Por ejemplo: habla de San Petersburgo –la ciudad líquida a la que refiere al título del libro–, de su historia y sus poetas, de sus espacios y sus noches blancas (“fue creada para ser observada”). La recorre, la retrata, la redimensiona hasta que ella adquiere un carácter habitable. Como si fuese un lugar propio. Un campo magnético para recuerdos y emociones.

La ciudad opera como punto de partida y lugar de arribo. La lectora se constituye en una presencia incesante: Pitol, Chatwin, Tolstoi, Grossman, Pasternak, Nabokov, Pushkin, Mandelstam, Ajmatová, Chukóvskaia, Dostoievski, Woolf, Tsypkin, Brodsky, Shalámov, Dombrovski, Solzhenitsin, Chéjov y tantos más, encuentran un lugar en estas páginas. Rebón hace lo que es privilegio de los buenos lectores: recapitula, cita, incita, nos devuelve a libros que, quizás –como Verano en Baden-Baden de Tsypkin–, aguardan para ser redescubiertos.

Pero hay algo fundamental que debo añadir a este comentario: En la ciudad líquida es también un libro visual. Su recorrido es también fotográfico. Centenares de fotografías tomadas por Marta Rebón, por Ferrán Mateo, por Rebón & Mateo, provenientes de archivos, museos u otras fuentes potencian la elocuencia del texto. Imágenes y palabras resultan inseparables para el lector que acepte recorrer el libro en su peculiar tempo: un paseo, con la morosidad debida, que haga posible regodearse en todo lo que la conjunción ofrece.
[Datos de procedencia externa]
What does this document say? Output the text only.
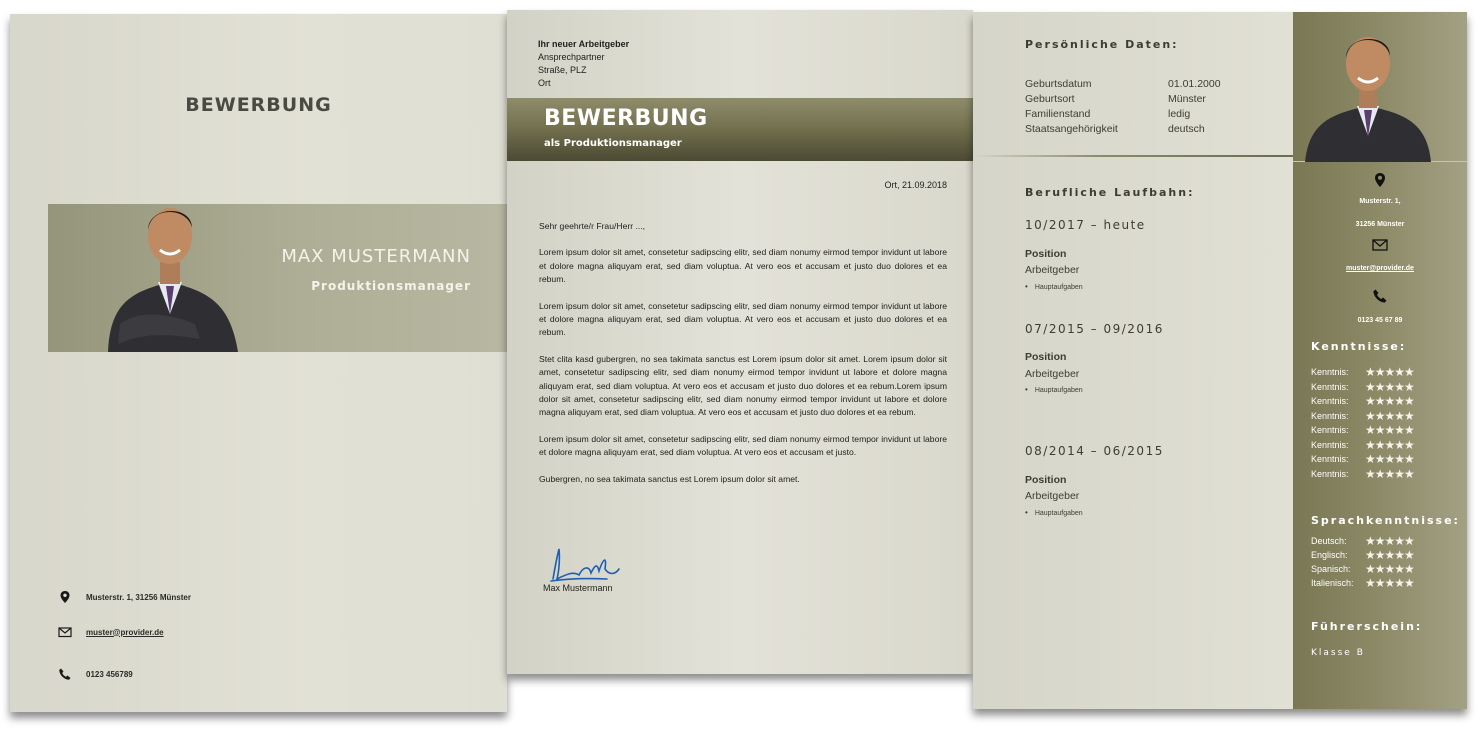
BEWERBUNG
MAX MUSTERMANN
Produktionsmanager
Musterstr. 1, 31256 Münster
muster@provider.de
0123 456789
Ihr neuer Arbeitgeber
Ansprechpartner
Straße, PLZ
Ort
BEWERBUNG
als Produktionsmanager
Ort, 21.09.2018

Sehr geehrte/r Frau/Herr ...,

Lorem ipsum dolor sit amet, consetetur sadipscing elitr, sed diam nonumy eirmod tempor invidunt ut labore et dolore magna aliquyam erat, sed diam voluptua. At vero eos et accusam et justo duo dolores et ea rebum.

Lorem ipsum dolor sit amet, consetetur sadipscing elitr, sed diam nonumy eirmod tempor invidunt ut labore et dolore magna aliquyam erat, sed diam voluptua. At vero eos et accusam et justo duo dolores et ea rebum.

Stet clita kasd gubergren, no sea takimata sanctus est Lorem ipsum dolor sit amet. Lorem ipsum dolor sit amet, consetetur sadipscing elitr, sed diam nonumy eirmod tempor invidunt ut labore et dolore magna aliquyam erat, sed diam voluptua. At vero eos et accusam et justo duo dolores et ea rebum.Lorem ipsum dolor sit amet, consetetur sadipscing elitr, sed diam nonumy eirmod tempor invidunt ut labore et dolore magna aliquyam erat, sed diam voluptua. At vero eos et accusam et justo duo dolores et ea rebum.

Lorem ipsum dolor sit amet, consetetur sadipscing elitr, sed diam nonumy eirmod tempor invidunt ut labore et dolore magna aliquyam erat, sed diam voluptua. At vero eos et accusam et justo.

Gubergren, no sea takimata sanctus est Lorem ipsum dolor sit amet.

Max Mustermann
Persönliche Daten:
Geburtsdatum	01.01.2000
Geburtsort	Münster
Familienstand	ledig
Staatsangehörigkeit	deutsch
Berufliche Laufbahn:
10/2017 – heute
Position
Arbeitgeber
• Hauptaufgaben
07/2015 – 09/2016
Position
Arbeitgeber
• Hauptaufgaben
08/2014 – 06/2015
Position
Arbeitgeber
• Hauptaufgaben
Musterstr. 1,
31256 Münster
muster@provider.de
0123 45 67 89
Kenntnisse:
Sprachkenntnisse:
Führerschein:
Klasse B
Kenntnis: ★★★★★
Kenntnis: ★★★★★
Kenntnis: ★★★★★
Kenntnis: ★★★★★
Kenntnis: ★★★★★
Kenntnis: ★★★★★
Kenntnis: ★★★★★
Kenntnis: ★★★★★
Deutsch: ★★★★★
Englisch: ★★★★★
Spanisch: ★★★★★
Italienisch: ★★★★★
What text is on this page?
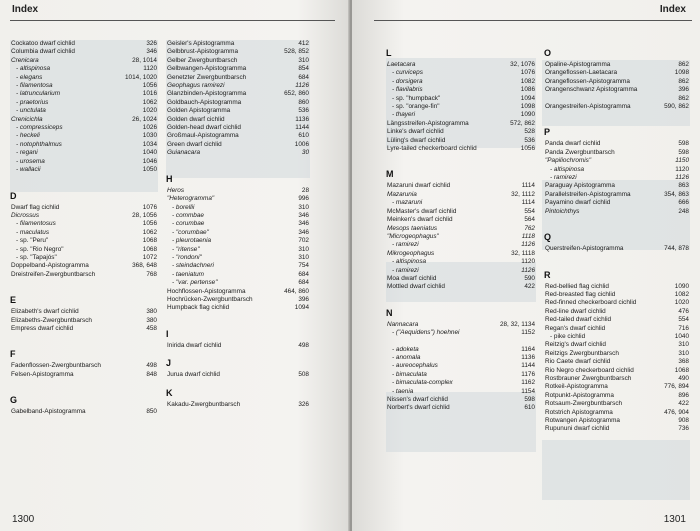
Index
Cockatoo dwarf cichlid	326
Columbia dwarf cichlid	346
Crenicara	28, 1014
- altispinosa	1120
- elegans	1014, 1020
- filamentosa	1056
- latruncularium	1016
- praetorius	1062
- unctulata	1020
Crenicichla	26, 1024
- compressiceps	1026
- heckeli	1030
- notophthalmus	1034
- regani	1040
- urosema	1046
- wallacii	1050
D
Dwarf flag cichlid	1076
Dicrossus	28, 1056
- filamentosus	1056
- maculatus	1062
- sp. "Peru"	1068
- sp. "Rio Negro"	1068
- sp. "Tapajós"	1072
Doppelband-Apistogramma	368, 648
Dreistreifen-Zwergbuntbarsch	768
E
Elizabeth's dwarf cichlid	380
Elizabeths-Zwergbuntbarsch	380
Empress dwarf cichlid	458
F
Fadenflossen-Zwergbuntbarsch	498
Felsen-Apistogramma	848
G
Gabelband-Apistogramma	850
Geisler's Apistogramma	412
Gelbbrust-Apistogramma	528, 852
Gelber Zwergbuntbarsch	310
Gelbwangen-Apistogramma	854
Genetzter Zwergbuntbarsch	684
Geophagus ramirezi	1126
Glanzbinden-Apistogramma	652, 860
Goldbauch-Apistogramma	860
Golden Apistogramma	536
Golden dwarf cichlid	1136
Golden-head dwarf cichlid	1144
Großmaul-Apistogramma	610
Green dwarf cichlid	1006
Guianacara	30
H
Heros	28
"Heterogramma"	996
- borellii	310
- commbae	346
- corumbae	346
- "corumbae"	346
- pleurotaenia	702
- "ritense"	310
- "rondoni"	310
- steindachneri	754
- taeniatum	684
- "var. pertense"	684
Hochflossen-Apistogramma	464, 860
Hochrücken-Zwergbuntbarsch	396
Humpback flag cichlid	1094
I
Inirida dwarf cichlid	498
J
Jurua dwarf cichlid	508
K
Kakadu-Zwergbuntbarsch	326
1300
Index
L
Laetacara	32, 1076
- curviceps	1076
- dorsigera	1082
- flavilabris	1086
- sp. "humpback"	1094
- sp. "orange-fin"	1098
- thayeri	1090
Längsstreifen-Apistogramma	572, 862
Linke's dwarf cichlid	528
Lüling's dwarf cichlid	536
Lyre-tailed checkerboard cichlid	1056
M
Mazaruni dwarf cichlid	1114
Mazarunia	32, 1112
- mazaruni	1114
McMaster's dwarf cichlid	554
Meinken's dwarf cichlid	564
Mesops taeniatus	762
"Microgeophagus"	1118
- ramirezi	1126
Mikrogeophagus	32, 1118
- altispinosa	1120
- ramirezi	1126
Moa dwarf cichlid	590
Mottled dwarf cichlid	422
N
Nannacara	28, 32, 1134
- ("Aequidens") hoehnei	1152
- adoketa	1164
- anomala	1136
- aureocephalus	1144
- bimaculata	1176
- bimaculata-complex	1162
- taenia	1154
Nissen's dwarf cichlid	598
Norbert's dwarf cichlid	610
O
Opaline-Apistogramma	862
Orangeflossen-Laetacara	1098
Orangeflossen-Apistogramma	862
Orangenschwanz Apistogramma	396
862
Orangestreifen-Apistogramma	590, 862
P
Panda dwarf cichlid	598
Panda Zwergbuntbarsch	598
"Papiliochromis"	1150
- altispinosa	1120
- ramirezi	1126
Paraguay Apistogramma	863
Parallelstreifen-Apistogramma	354, 863
Payamino dwarf cichlid	666
Pintoichthys	248
Q
Querstreifen-Apistogramma	744, 878
R
Red-bellied flag cichlid	1090
Red-breasted flag cichlid	1082
Red-finned checkerboard cichlid	1020
Red-line dwarf cichlid	476
Red-tailed dwarf cichlid	554
Regan's dwarf cichlid	716
- pike cichlid	1040
Reitzig's dwarf cichlid	310
Reitzigs Zwergbuntbarsch	310
Rio Caete dwarf cichlid	368
Rio Negro checkerboard cichlid	1068
Rostbrauner Zwergbuntbarsch	490
Rotkeil-Apistogramma	776, 894
Rotpunkt-Apistogramma	896
Rotsaum-Zwergbuntbarsch	422
Rotstrich Apistogramma	476, 904
Rotwangen Apistogramma	908
Rupununi dwarf cichlid	736
1301
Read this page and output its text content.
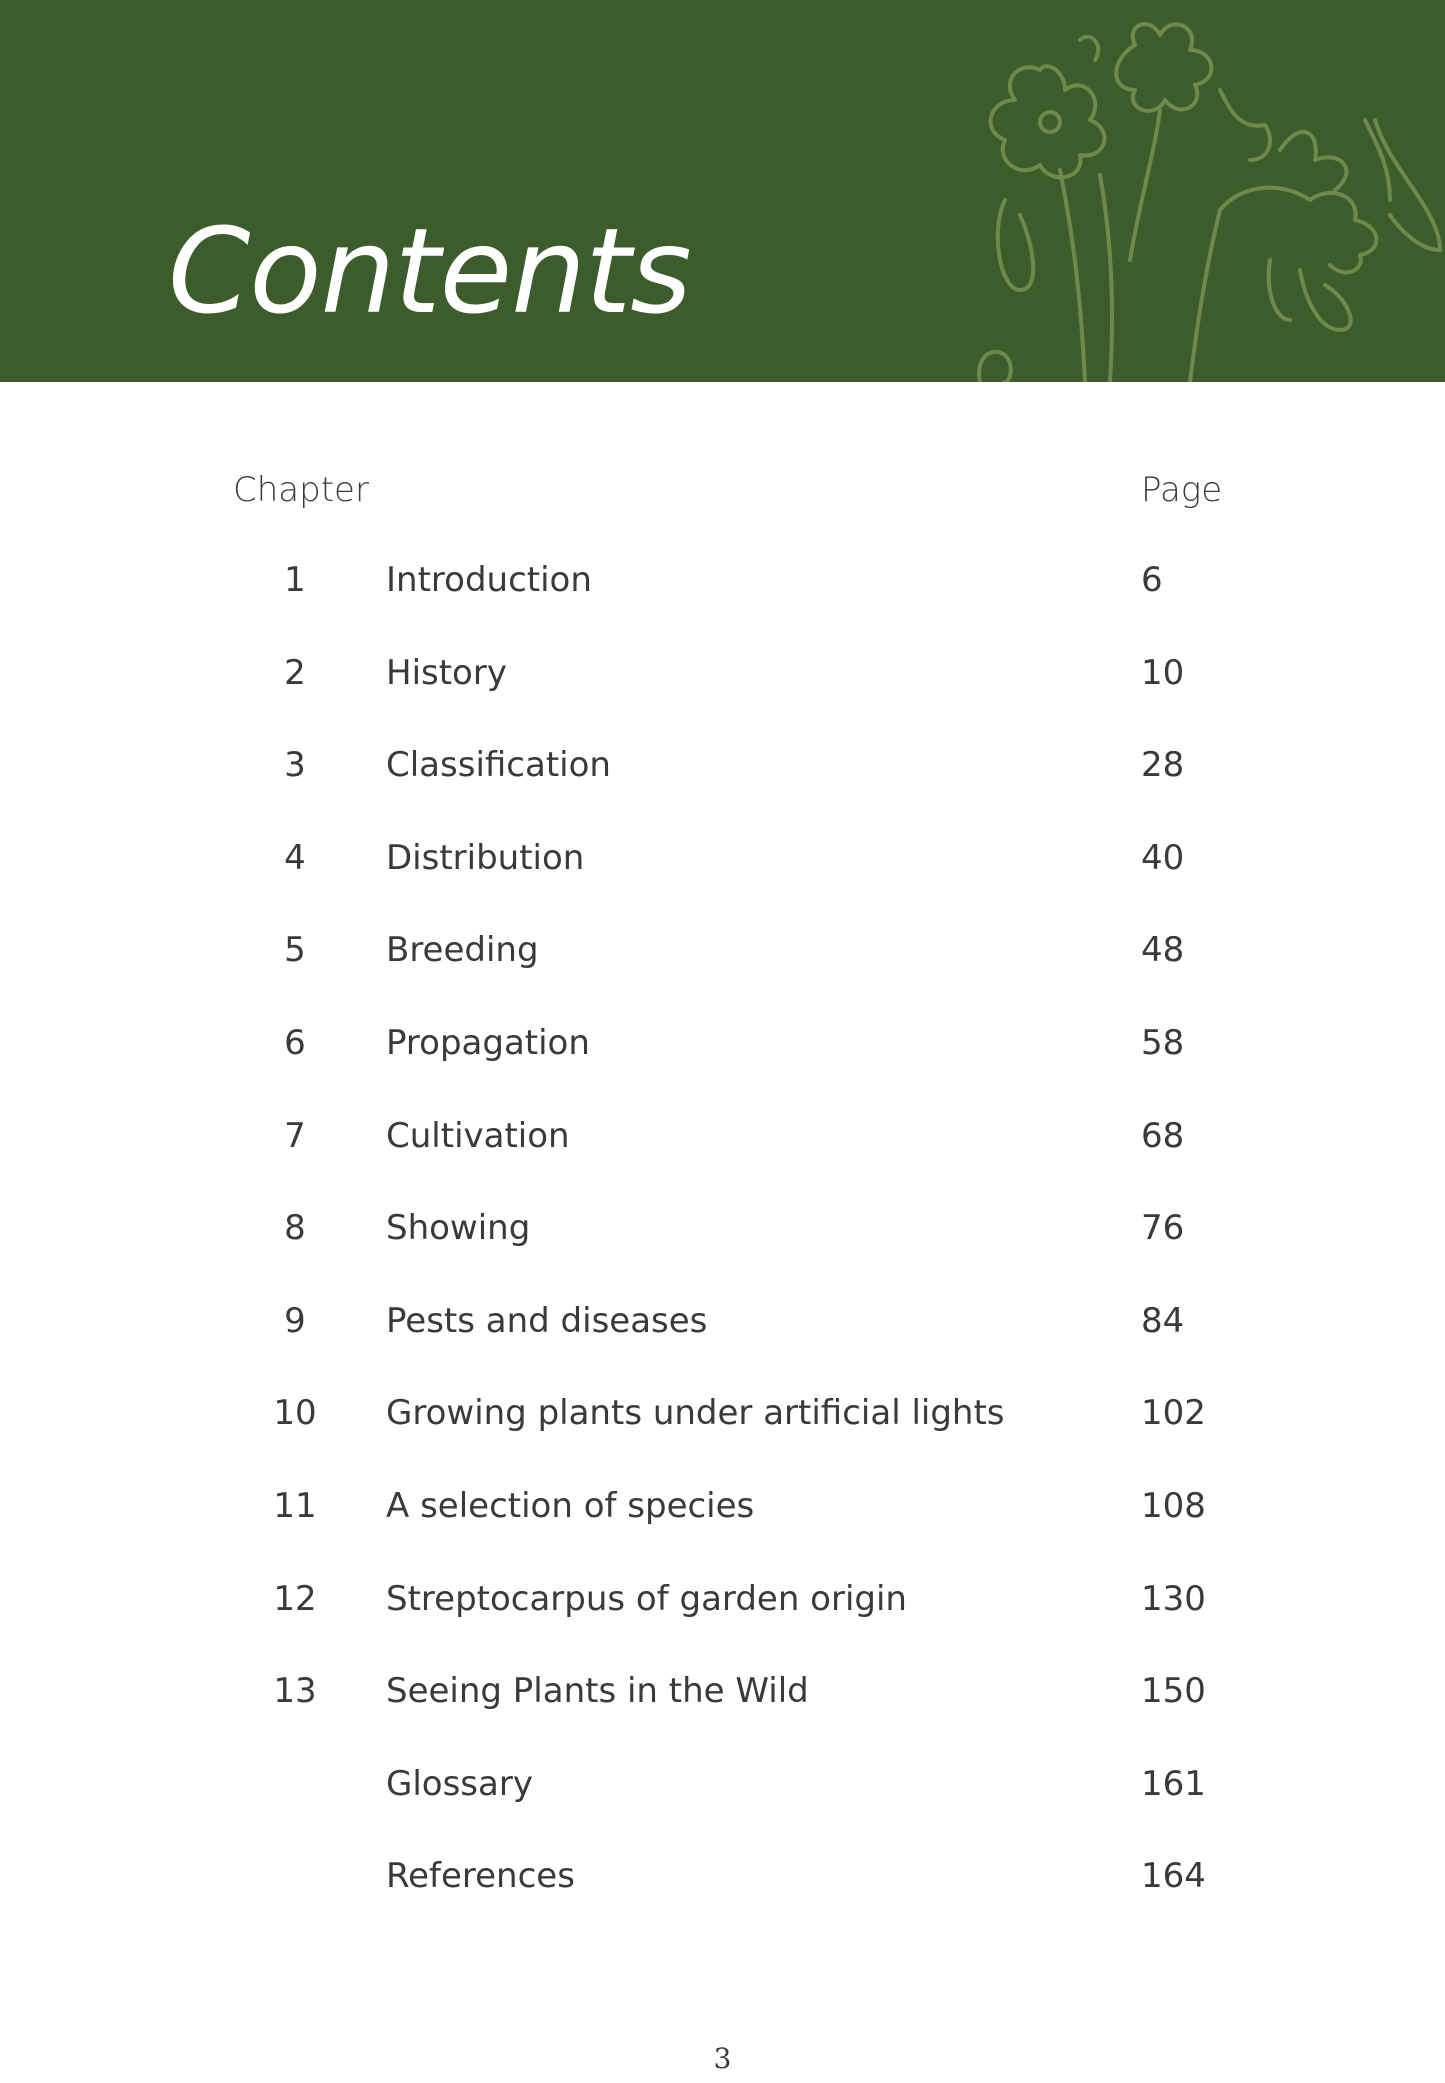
Contents
Chapter	Page
1	Introduction	6
2	History	10
3	Classification	28
4	Distribution	40
5	Breeding	48
6	Propagation	58
7	Cultivation	68
8	Showing	76
9	Pests and diseases	84
10	Growing plants under artificial lights	102
11	A selection of species	108
12	Streptocarpus of garden origin	130
13	Seeing Plants in the Wild	150
Glossary	161
References	164
3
En la ciudad líquida hay dos rasgos que quiero explicar. Uno, su elegancia. Otro, su hospitalidad. Lo primero: Rebón logra la fluidez y la disposición armónica del conjunto. No se producen aglomeraciones. Los elementos textuales y fotográficos se experimentan como inseparables. Hay una visualidad sustantiva, irreducible: sin el dispositivo fotográfico, este sería un libro distinto.

Lo otro: los libros de viajes tienen, según me parece, una cualidad secreta: son reafirmaciones. Por momentos, como en Chatwin, Kracauer o Theroux, tienen un fondo excluyente. Son textos que sueñan con un cliente de un específico espectáculo: el del turista corajudo, audaz e ingenioso. Sus libros de viajes son extraordinarios, entre otras razones, porque sus autores hacen malabares. Sacan conejos del bolsillo. Encienden petardos que los iluminan a ellos mismos. En su fondo dicen: lee con atención porque este viaje no lo harás nunca.

Esto es distinto: como si Rebón dijera al lector, hazte parte. Entra y recorre estos lugares, que también son tuyos. Pasea por este libro a tu antojo, porque todo él esta lleno de puertas y ventanas abiertas.